I only said "most of us" charleygirl 
JessM I do not have the financial acumen of a banana, I think that I am financially astute!
janeainsworth it is not a question of whether or not you are enrolled in a scheme, it is about what you do with the pension pot when you retire. Until now you had no option other than to buy an annuity, now you have lots of options. It is simply that the existence of all the other options means that fewer people will buy annuities and that will make the annuities this smaller group buy worth less.
Yes, annuity rates are based on an assessment of individual potential life expectancy but, currently, that is within a large group of annuants where the probability that the actual expectancy of the fund as a whole will mirror general population trends is high. Once the number of people within a fund falls, the probability that the members as a whole will mirror the general population closely is less sure, so in a large fund the smoker with a higher level annuity who lives to 100 is likely to be balanced by a hearty healthy person who falls under a bus three years after retiring, in a smaller fund there is a greater chance that the fund could have a profile skewed towards longevity - or indeed, truncated lives, but the first option is expensive and annuity rates have to protect the provider from going bust.
Jess you've reminded me of a sketch on Smack the Pony when Sally Phillips and Co's eyes gradually glazed over in the presence of their very sexy financial advisor 
Just have fewer companies cashing in on annuities might be an idea. A lot of creaming off is happening at the moment.
Those working in the public sector with final salary schemes don't have a pension pot. They have an index linked pension backed by HMG. And very lucky they are to have it - particularly those working in reasonably paid jobs. (I know that many are not - but teachers etc are)

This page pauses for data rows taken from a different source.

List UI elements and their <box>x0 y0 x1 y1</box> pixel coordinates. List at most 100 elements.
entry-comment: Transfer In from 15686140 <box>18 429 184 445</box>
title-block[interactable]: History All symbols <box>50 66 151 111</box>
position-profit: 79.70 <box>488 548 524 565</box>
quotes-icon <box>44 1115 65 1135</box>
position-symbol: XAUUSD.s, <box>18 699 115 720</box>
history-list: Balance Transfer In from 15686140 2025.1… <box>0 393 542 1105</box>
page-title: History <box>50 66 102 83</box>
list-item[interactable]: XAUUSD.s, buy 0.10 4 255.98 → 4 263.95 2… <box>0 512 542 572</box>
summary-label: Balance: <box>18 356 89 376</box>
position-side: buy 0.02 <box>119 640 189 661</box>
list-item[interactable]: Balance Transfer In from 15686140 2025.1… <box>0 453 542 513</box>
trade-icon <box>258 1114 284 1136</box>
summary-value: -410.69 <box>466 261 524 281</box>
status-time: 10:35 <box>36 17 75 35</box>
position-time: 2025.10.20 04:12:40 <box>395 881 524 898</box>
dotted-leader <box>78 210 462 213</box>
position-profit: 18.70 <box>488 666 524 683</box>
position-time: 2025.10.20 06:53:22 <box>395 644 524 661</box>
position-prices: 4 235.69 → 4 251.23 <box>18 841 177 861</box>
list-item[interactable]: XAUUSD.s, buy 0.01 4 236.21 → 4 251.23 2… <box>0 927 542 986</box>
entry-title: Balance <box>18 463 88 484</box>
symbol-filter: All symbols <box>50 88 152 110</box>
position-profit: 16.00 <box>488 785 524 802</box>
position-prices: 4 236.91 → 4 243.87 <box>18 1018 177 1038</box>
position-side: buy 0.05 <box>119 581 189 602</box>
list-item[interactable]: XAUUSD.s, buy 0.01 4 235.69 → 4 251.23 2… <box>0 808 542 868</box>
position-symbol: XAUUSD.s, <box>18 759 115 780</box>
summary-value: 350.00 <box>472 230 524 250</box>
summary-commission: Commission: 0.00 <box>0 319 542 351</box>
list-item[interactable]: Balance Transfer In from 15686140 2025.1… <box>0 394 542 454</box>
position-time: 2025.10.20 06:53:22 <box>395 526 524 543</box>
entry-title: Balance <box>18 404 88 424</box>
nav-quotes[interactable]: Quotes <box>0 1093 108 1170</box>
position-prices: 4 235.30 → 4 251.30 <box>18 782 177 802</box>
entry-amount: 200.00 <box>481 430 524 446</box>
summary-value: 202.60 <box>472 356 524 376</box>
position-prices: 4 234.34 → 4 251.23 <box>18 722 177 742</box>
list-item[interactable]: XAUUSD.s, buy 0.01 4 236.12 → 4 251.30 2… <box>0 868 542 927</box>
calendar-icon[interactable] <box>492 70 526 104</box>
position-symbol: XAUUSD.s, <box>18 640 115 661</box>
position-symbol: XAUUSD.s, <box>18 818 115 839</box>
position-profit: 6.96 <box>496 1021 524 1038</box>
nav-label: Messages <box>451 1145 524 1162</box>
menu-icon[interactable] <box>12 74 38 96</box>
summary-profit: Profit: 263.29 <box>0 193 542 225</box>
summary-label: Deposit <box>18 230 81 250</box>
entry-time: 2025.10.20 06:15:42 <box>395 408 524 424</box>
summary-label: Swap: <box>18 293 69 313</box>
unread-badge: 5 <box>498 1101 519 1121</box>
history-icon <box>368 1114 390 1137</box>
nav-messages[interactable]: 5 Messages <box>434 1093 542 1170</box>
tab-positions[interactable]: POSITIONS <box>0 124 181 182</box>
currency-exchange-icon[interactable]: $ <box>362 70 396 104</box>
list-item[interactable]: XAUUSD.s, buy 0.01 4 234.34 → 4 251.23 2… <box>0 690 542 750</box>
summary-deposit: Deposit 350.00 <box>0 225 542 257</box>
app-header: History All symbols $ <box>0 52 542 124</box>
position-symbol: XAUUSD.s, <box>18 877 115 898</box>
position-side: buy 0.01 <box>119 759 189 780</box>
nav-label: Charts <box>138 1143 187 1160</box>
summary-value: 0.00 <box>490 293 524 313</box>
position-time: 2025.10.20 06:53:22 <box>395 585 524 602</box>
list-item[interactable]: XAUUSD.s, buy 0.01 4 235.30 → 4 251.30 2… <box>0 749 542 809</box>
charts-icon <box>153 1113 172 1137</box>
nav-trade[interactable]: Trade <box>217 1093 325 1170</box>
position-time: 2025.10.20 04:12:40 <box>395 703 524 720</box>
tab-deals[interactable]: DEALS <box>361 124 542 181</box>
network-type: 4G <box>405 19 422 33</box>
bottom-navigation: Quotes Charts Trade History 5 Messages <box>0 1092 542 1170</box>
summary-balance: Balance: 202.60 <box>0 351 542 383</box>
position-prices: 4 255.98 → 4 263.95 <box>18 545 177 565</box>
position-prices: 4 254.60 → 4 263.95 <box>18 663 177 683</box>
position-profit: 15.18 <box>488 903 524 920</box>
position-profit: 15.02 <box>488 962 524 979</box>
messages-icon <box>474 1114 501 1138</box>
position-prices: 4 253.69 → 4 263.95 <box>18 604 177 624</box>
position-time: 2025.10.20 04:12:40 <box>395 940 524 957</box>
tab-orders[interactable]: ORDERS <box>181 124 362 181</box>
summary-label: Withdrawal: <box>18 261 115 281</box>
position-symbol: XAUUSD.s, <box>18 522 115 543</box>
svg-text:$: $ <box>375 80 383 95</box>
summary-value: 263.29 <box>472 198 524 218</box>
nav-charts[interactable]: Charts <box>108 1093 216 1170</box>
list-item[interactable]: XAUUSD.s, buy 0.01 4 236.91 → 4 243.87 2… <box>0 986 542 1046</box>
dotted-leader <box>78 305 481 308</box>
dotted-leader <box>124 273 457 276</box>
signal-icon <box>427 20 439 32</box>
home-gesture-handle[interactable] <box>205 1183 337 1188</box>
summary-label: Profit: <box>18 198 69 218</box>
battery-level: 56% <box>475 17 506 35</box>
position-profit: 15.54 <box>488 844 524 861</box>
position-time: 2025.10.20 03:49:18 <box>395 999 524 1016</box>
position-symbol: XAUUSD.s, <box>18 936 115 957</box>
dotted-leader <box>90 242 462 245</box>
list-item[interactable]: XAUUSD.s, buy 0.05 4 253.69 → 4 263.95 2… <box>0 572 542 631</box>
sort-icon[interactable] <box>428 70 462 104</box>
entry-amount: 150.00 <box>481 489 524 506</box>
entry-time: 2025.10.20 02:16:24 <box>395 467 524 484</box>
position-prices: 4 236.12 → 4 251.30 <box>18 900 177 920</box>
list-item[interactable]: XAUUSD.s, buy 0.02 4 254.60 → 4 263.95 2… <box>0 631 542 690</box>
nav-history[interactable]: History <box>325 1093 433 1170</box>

So it would be nonsense for them to say they should have their money. And the chancellor is hoping for a nice little tax windfall - not thousands of public sector workers all wanting a big cash payout.
A group that might benefit are people who know they have a life limiting illness - but most people in their 60s do not, and apparently we tend to underestimate the amount of time we have left.
I think people , sorry the tories, are being a bit pompous about trusting people to handle their own money. To be honest most of us have the financial acumen of a banana. I know my eyes glaze over and my brain goes a-wandering whenever our financial advisor appears. I just sit there thinking "hasn't he got a lovely Cardiff accent" and "I wish we'd never sold that house we had..."
I thought though that with annuities, it's not averaged out over everyone in the scheme but that certain factors influence what the annual amount is. So two people can have identical size pots but get different amounts based on their chances of how long they'll live eg a female will get less than a male all else being equal and a smoker more than a non- smoker. Annuities in the future will be more attractive to people who think they will live longer and so the overall rates would come down.
But there would still be a tax incentive to save within a pension scheme wouldn't there, Flickety, and if it was one of the new auto-enrolment pensions that are coming in next month, the employer has to make a contribution as well, I think.
As the Observer, I think, pointed out today, the new system is going to make annuities even worse value than before.
Annuities work on having a large number of people buying them so that returns are averaged over those who die young/live to 110. The more people buying them the less the variation in expected death rates so the more robust the results of the actuarial calculations required to work out what rate to offer.
If the number of people investing in annuities falls, the number of people in any companies annuity pool will be much smaller and the range of life expectancies is much less easy to calculate so the actuaries have to allow for more people in the group living longer than expected, so the return offered has to allow a bigger safety margin and the rates offered will drop.
This is bad news for those who live the longest - a long retirement, but an impoverished one.